# Gravity watering system.



## Deke (Jun 10, 2019)

Trying to cut corners this summer with watering my cedar hedge. Looking for insight or guidance on my plan.

I have 5 acres. Front to back is 660 side to side is 330. House sits in the middle. Last summer I planted a row of cedars front and back and then down one side. I planted them right before a record heatwave ( got a very good deal on 6 ft trees , so I had to pull the trigger). I ended up buying 600 ft of garden hose to water the trees, I watered every night for a month and then every other night for the next two ish months. This takes somewhere between two and three hours. I ended up still losing two of the trees,

New year , new plan.

The trees in the back and up half of a side are in very sandy soil ( think beach sand, golf bunker). They are the ones that I am worried about this summer. The corner of my lot has a bit of a hill, about 10 ft above with a light slope towards the middle. I acquired a 330 gallon tank from a job that I was on and was thinking about putting it up in the corner and running 3/4 inch hoses down the line of trees; and either drilling 1/8th holes directly in the lines or tapping the hose and putting in drip lines.
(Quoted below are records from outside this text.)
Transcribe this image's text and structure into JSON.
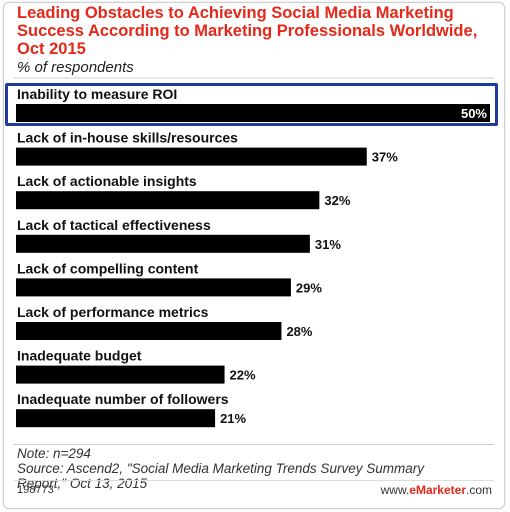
{
  "chart_data": {
    "type": "bar",
    "orientation": "horizontal",
    "title": "Leading Obstacles to Achieving Social Media Marketing Success According to Marketing Professionals Worldwide, Oct 2015",
    "subtitle": "% of respondents",
    "categories": [
      "Inability to measure ROI",
      "Lack of in-house skills/resources",
      "Lack of actionable insights",
      "Lack of tactical effectiveness",
      "Lack of compelling content",
      "Lack of performance metrics",
      "Inadequate budget",
      "Inadequate number of followers"
    ],
    "values": [
      50,
      37,
      32,
      31,
      29,
      28,
      22,
      21
    ],
    "value_suffix": "%",
    "xlim": [
      0,
      50
    ],
    "grid": false,
    "highlighted_category": "Inability to measure ROI",
    "colors": {
      "bar": "#000000",
      "highlight_border": "#1f3c9c",
      "title": "#e4281a"
    }
  },
  "footer": {
    "note": "Note: n=294",
    "source_line1": "Source: Ascend2, \"Social Media Marketing Trends Survey Summary",
    "source_line2": "Report,\" Oct 13, 2015",
    "chart_id": "198773",
    "logo_prefix": "www.",
    "logo_brand": "eMarketer",
    "logo_suffix": ".com"
  }
}
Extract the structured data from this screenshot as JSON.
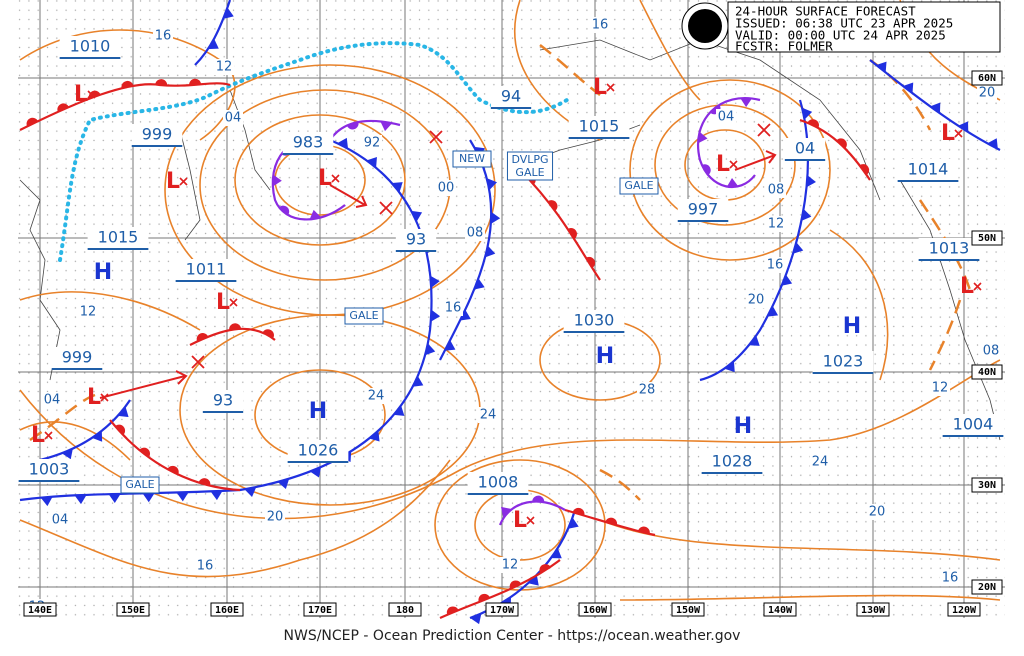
{
  "header": {
    "line1": "24-HOUR SURFACE FORECAST",
    "line2": "ISSUED: 06:38 UTC 23 APR 2025",
    "line3": "VALID:  00:00 UTC 24 APR 2025",
    "line4": "FCSTR:  FOLMER"
  },
  "isobar_labels": [
    "16",
    "12",
    "04",
    "92",
    "00",
    "08",
    "16",
    "24",
    "24",
    "28",
    "20",
    "16",
    "12",
    "08",
    "04",
    "16",
    "20",
    "12",
    "04",
    "04",
    "20",
    "16",
    "12",
    "24",
    "20",
    "16",
    "12",
    "08",
    "12"
  ],
  "pressure_labels": [
    "1010",
    "999",
    "1015",
    "1011",
    "983",
    "93",
    "999",
    "93",
    "1003",
    "1026",
    "1008",
    "1030",
    "1028",
    "1023",
    "1004",
    "1013",
    "1014",
    "04",
    "997",
    "1015",
    "94"
  ],
  "tags": [
    "GALE",
    "GALE",
    "GALE",
    "NEW",
    "DVLPG",
    "GALE"
  ],
  "centers": [
    "H",
    "H",
    "H",
    "H",
    "H",
    "L",
    "L",
    "L",
    "L",
    "L",
    "L",
    "L",
    "L",
    "L",
    "L",
    "L"
  ],
  "longitude_labels": [
    "140E",
    "150E",
    "160E",
    "170E",
    "180",
    "170W",
    "160W",
    "150W",
    "140W",
    "130W",
    "120W"
  ],
  "latitude_labels": [
    "60N",
    "50N",
    "40N",
    "30N",
    "20N"
  ],
  "footer": "NWS/NCEP - Ocean Prediction Center - https://ocean.weather.gov"
}
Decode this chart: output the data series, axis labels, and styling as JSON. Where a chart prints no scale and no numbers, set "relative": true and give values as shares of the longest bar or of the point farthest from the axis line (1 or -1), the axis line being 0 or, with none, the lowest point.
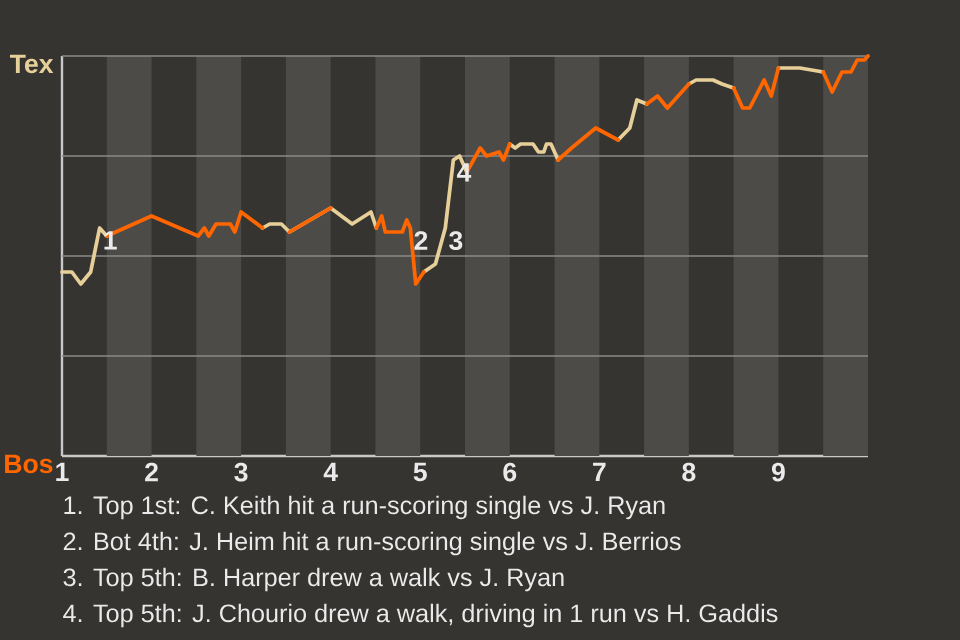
{
  "chart_data": {
    "type": "line",
    "relative": true,
    "x": [
      1,
      1.11,
      1.21,
      1.32,
      1.42,
      1.5,
      2,
      2.52,
      2.59,
      2.64,
      2.72,
      2.88,
      2.93,
      3,
      3.24,
      3.32,
      3.45,
      3.54,
      4,
      4.24,
      4.45,
      4.51,
      4.57,
      4.61,
      4.8,
      4.85,
      4.89,
      4.95,
      5.04,
      5.17,
      5.28,
      5.37,
      5.44,
      5.52,
      5.67,
      5.74,
      5.88,
      5.93,
      6,
      6.06,
      6.12,
      6.26,
      6.32,
      6.38,
      6.41,
      6.46,
      6.54,
      6.69,
      6.96,
      7.21,
      7.34,
      7.42,
      7.53,
      7.65,
      7.76,
      8,
      8.08,
      8.27,
      8.37,
      8.5,
      8.6,
      8.68,
      8.84,
      8.92,
      9,
      9.24,
      9.5,
      9.6,
      9.71,
      9.81,
      9.88,
      9.96,
      10
    ],
    "series": [
      {
        "name": "Tex",
        "color": "#e6cf98",
        "values": [
          0.46,
          0.46,
          0.43,
          0.46,
          0.57,
          0.55,
          null,
          null,
          null,
          null,
          null,
          null,
          null,
          null,
          0.57,
          0.58,
          0.58,
          0.56,
          0.62,
          0.58,
          0.61,
          0.57,
          null,
          null,
          null,
          null,
          null,
          null,
          0.46,
          0.48,
          0.57,
          0.74,
          0.75,
          0.71,
          null,
          null,
          null,
          null,
          0.78,
          0.77,
          0.78,
          0.78,
          0.76,
          0.76,
          0.78,
          0.78,
          0.74,
          null,
          null,
          0.79,
          0.82,
          0.89,
          0.88,
          null,
          null,
          0.93,
          0.94,
          0.94,
          0.93,
          0.92,
          null,
          null,
          null,
          null,
          0.97,
          0.97,
          0.96,
          null,
          null,
          null,
          null,
          null,
          null
        ]
      },
      {
        "name": "Bos",
        "color": "#ff6600",
        "values": [
          null,
          null,
          null,
          null,
          null,
          0.55,
          0.6,
          0.55,
          0.57,
          0.55,
          0.58,
          0.58,
          0.56,
          0.61,
          0.57,
          null,
          null,
          0.56,
          0.62,
          null,
          null,
          0.57,
          0.6,
          0.56,
          0.56,
          0.59,
          0.57,
          0.43,
          0.46,
          null,
          null,
          null,
          null,
          0.71,
          0.77,
          0.75,
          0.76,
          0.74,
          0.78,
          null,
          null,
          null,
          null,
          null,
          null,
          null,
          0.74,
          0.77,
          0.82,
          0.79,
          null,
          null,
          0.88,
          0.9,
          0.87,
          0.93,
          null,
          null,
          null,
          0.92,
          0.87,
          0.87,
          0.94,
          0.9,
          0.97,
          null,
          0.96,
          0.91,
          0.96,
          0.96,
          0.99,
          0.99,
          1
        ]
      }
    ],
    "xlim": [
      1,
      10
    ],
    "xticks": [
      1,
      2,
      3,
      4,
      5,
      6,
      7,
      8,
      9
    ],
    "ref_lines": [
      {
        "axis": "y",
        "value": 0.25,
        "color": "#8a8a8a"
      },
      {
        "axis": "y",
        "value": 0.5,
        "color": "#8a8a8a"
      },
      {
        "axis": "y",
        "value": 0.75,
        "color": "#8a8a8a"
      },
      {
        "axis": "y",
        "value": 1,
        "color": "#8a8a8a"
      }
    ],
    "bands": [
      {
        "axis": "x",
        "from": 1.5,
        "to": 2,
        "color": "#4c4b48"
      },
      {
        "axis": "x",
        "from": 2.5,
        "to": 3,
        "color": "#4c4b48"
      },
      {
        "axis": "x",
        "from": 3.5,
        "to": 4,
        "color": "#4c4b48"
      },
      {
        "axis": "x",
        "from": 4.5,
        "to": 5,
        "color": "#4c4b48"
      },
      {
        "axis": "x",
        "from": 5.5,
        "to": 6,
        "color": "#4c4b48"
      },
      {
        "axis": "x",
        "from": 6.5,
        "to": 7,
        "color": "#4c4b48"
      },
      {
        "axis": "x",
        "from": 7.5,
        "to": 8,
        "color": "#4c4b48"
      },
      {
        "axis": "x",
        "from": 8.5,
        "to": 9,
        "color": "#4c4b48"
      },
      {
        "axis": "x",
        "from": 9.5,
        "to": 10,
        "color": "#4c4b48"
      }
    ],
    "annotations": [
      {
        "text": "1",
        "x": 1.42,
        "y": 0.57
      },
      {
        "text": "2",
        "x": 4.89,
        "y": 0.57
      },
      {
        "text": "3",
        "x": 5.28,
        "y": 0.57
      },
      {
        "text": "4",
        "x": 5.37,
        "y": 0.74
      },
      "1. Top 1st: C. Keith hit a run-scoring single vs J. Ryan",
      "2. Bot 4th: J. Heim hit a run-scoring single vs J. Berrios",
      "3. Top 5th: B. Harper drew a walk vs J. Ryan",
      "4. Top 5th: J. Chourio drew a walk, driving in 1 run vs H. Gaddis"
    ]
  }
}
So it would be two roughly 300 ft lines running at about ten feet of drop. Is this possible? I would run a hose out there to fill it, I'm just trying to skip the hours of watering every night. Also there is no power out to that corner so I can't run a pump, unless I run a long extension cord. Would this tank cause enough pressure from gravity to actually water all of the trees?


----------



## CLT49er (Jun 19, 2020)

Think you can do it. I previously had a rain barrel connected to a 1/2” hose with drip emitters on my garden. Had it on a timer. Worked great. Watered evenly. My issue was that 50 gallons only lasted a week or so on 50 sq ft farden.


----------